ASIC improved power to ban individuals in the financial sector:

• ASIC power to ban individuals from managing financial services businesses in addition to their current power to ban individuals from performing a specific function, or any function, in a financial services or credit business. Broader range of persons caught e.g senior managers, shadow officers, directors, secretaries and other officers; and

• criteria for enlivening the banning power broadened to include circumstances where an individual is not fit and proper to provide a financial service or financial services, or to perform the role of officer or senior manager in a financial services business or adequately trained, or is not competent, to provide a financial service or financial services, or to perform the role of officer or senior manager in a financial services business.

Strengthening penalties for corporate and financial sector misconduct:

• range of civil penalty provisions to be expanded and inclusion of new ordinary offences;

• maximum civil penalty amounts increased significantly;

• new objective dishonesty test;

• ASIC can also seek disgorgement remedies (removal of benefits illegally obtained or losses avoided) in civil penalty proceedings;

• imprisonment to be removed as a possible sanction for strict and absolute liability offences;

• maximum terms of imprisonment are to be increased for a range of offences;

• maximum fine amounts for other criminal offences are to increased;

• strict liability offences lowest level fines are to increase and ASIC can deal with these offences through the existing penalty notice regime as an alternative to prosecution.

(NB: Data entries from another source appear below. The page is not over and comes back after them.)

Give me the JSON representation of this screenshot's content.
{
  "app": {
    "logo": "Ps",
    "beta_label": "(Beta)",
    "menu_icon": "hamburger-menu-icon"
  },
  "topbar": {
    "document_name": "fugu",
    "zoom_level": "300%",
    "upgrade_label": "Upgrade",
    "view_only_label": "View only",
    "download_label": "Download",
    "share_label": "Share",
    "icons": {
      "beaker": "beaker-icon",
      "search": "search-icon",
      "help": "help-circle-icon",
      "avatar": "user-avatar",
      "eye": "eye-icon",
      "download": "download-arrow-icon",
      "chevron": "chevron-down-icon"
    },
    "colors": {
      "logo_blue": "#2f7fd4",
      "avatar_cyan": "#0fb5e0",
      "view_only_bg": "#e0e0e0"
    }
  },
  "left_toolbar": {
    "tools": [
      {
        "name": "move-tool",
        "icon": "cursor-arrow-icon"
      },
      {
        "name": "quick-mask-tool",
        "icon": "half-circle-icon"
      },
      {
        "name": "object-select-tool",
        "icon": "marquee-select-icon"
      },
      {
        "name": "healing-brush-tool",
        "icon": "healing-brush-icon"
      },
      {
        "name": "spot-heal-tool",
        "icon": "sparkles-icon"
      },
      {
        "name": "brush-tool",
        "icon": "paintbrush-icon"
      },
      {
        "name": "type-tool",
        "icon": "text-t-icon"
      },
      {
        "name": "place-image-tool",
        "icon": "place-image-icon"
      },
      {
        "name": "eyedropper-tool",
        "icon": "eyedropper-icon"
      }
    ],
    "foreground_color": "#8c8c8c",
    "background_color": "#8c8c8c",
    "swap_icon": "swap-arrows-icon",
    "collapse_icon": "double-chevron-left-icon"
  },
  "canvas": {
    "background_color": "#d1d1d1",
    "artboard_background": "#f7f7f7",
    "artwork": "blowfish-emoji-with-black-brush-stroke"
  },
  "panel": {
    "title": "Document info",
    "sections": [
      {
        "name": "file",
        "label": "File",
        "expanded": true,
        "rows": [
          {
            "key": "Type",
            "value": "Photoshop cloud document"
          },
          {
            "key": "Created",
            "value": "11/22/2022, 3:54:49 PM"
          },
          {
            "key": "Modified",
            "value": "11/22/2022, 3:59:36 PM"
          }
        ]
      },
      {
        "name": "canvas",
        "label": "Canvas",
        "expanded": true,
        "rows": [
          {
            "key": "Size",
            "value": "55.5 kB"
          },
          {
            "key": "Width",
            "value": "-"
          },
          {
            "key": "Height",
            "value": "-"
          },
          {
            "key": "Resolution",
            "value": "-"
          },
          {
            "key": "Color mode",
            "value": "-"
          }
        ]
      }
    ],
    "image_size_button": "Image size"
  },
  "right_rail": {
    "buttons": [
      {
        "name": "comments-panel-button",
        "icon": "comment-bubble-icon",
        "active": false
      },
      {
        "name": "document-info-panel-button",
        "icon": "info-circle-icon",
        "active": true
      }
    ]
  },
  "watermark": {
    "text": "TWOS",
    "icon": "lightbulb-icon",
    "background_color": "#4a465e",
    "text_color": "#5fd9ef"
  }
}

• ASIC infringement notice power applied to a number of provisions – This is an administrative device in which ASIC can allege of a contravention of the law, payment of which causes it to not pursue the alleged contravention any further. Payment of the notice also is not taken as an admission of guilt by the alleged offender

ASIC’s directions power

• ASIC to have the power to direct financial services or credit licensees in the conduct of their business where necessary to address or prevent risk to consumers. e.g cease appointing authorised representatives, accepting new clients; and/or cease transferring business to another licence;

• Low threshold as power is triggered if ASIC has reason to suspect that a licensee has, is or will contravene AFS or credit licensing requirements (including relevant laws);

• allows ASIC to make interim directions without hearing if the direction is to cease a type of activity and a delay in making a direction would be prejudicial to the public interest. Lasts for up to 21 days before hearing required;

• otherwise hearing; and

• all of the above are subject to appeal to Administrative Appeals Tribunal review but a time lag would be involved.

The Government has announced that it will prioritise the implementation of 30 of the recommendations. The remaining 20 recommendations relating to self-reporting of breaches, industry codes and ASIC’s directions powers, will be considered alongside the final report of the Royal Commission into Misconduct in the Banking, Superannuation and Financial Services Industry.

The Report and Government’s response can be found on the Treasury website.